Avant de reprendre son siège, Maître Gendron donna au tribunal la jurisprudence qui suit pour appuyer ses prétentions : C.C.C. Page 217, Rex versus Whalen ; 4-C, C.C. Page 416, Rex versus Lee ; 71-C. C.C. Page 382, Rex versus Rooney & Hébert ; 60-C, B.R. Page 1, affaire Lesage. Puis la défense de conclure :
Si la consultation médicale s’applique à l’individu qui dit : « Mettez des bottes »,, je dois échouer, et c’est bien ravaler le diagnostic que de l’attribuer à celui qui dit à un visiteur : « Vous avez une jambe plus courte que l’autre ». L’esprit de la loi est de protéger le public. Si Desfossés a dit à Rémillard qu’il penserait à lui, quel mal a-t-il pu lui faire ?
Maître Brossard expose :
Pendant mon réquisitoire, il sera souvent question des guérisons de Desfossés. Qu’il soit bien compris que la poursuite N’entend pas par là admettre ces guérisons. Nous sommes des plus sceptiques à l’endroit du pouvoir de guérir de l’inculpé. Il n’est pas non plus question, dans la présente cause de miracle. Le miracle ne se présume pas, la bonne fois se présume toujours, soit en droit civil, soit en droit criminel. Jusqu’à preuve du contraire, on doit tenir que le prévenu est de bonne foi lorsqu’il prétend avoir le pouvoir de guérir, mais la poursuite tient à déclarer ici qu’elle n’a pas foi aux pouvoirs de l’inculpé, que les faits mentionnés dans la preuve n’ont rien de miraculeux et que la bonne foi se présume toujours.

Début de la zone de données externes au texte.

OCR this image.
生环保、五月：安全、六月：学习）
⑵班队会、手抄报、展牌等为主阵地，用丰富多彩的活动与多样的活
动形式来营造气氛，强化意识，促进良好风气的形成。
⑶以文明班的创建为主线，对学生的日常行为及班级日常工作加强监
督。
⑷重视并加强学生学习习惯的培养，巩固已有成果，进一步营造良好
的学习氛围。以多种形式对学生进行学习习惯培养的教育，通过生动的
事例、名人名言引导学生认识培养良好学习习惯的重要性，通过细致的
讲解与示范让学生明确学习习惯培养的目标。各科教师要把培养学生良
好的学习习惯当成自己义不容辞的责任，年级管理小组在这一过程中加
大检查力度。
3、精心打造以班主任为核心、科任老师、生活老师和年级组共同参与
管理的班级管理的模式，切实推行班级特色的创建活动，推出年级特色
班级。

Ceci posé, continue Maître Brossard, les faits de la cause établissent-ils la culpabilité du prévenu ? Il est accusé de pratique illégale de la médecine….
Récapitulons la preuve faite. Desfossés tient bureau, plusieurs bureaux ; il a de nombreux employés, tient des fiches où sont inscrites les maladies de ses patients, leur progrès, leur développement. Il donne la liste des personnes guéries par lui et publie une revue mensuelle intitulée : « Au bureau », dans laquelle il se prévaut de ses nombreux succès. Il est clair que Desfossés fait état ou profession de guérir. Cette pratique de la médecine par le prévenu est suffisante pour entraîner sa condamnation, mais il est pratique d’étudier davantage l’article 44 de la loi médicale de Québec pour prouver que tous les éléments de la pratique illégale ont été prouvés devant ce tribunal.
(Ce cas a été vu par la Cour de la province de Québec en novembre 1940).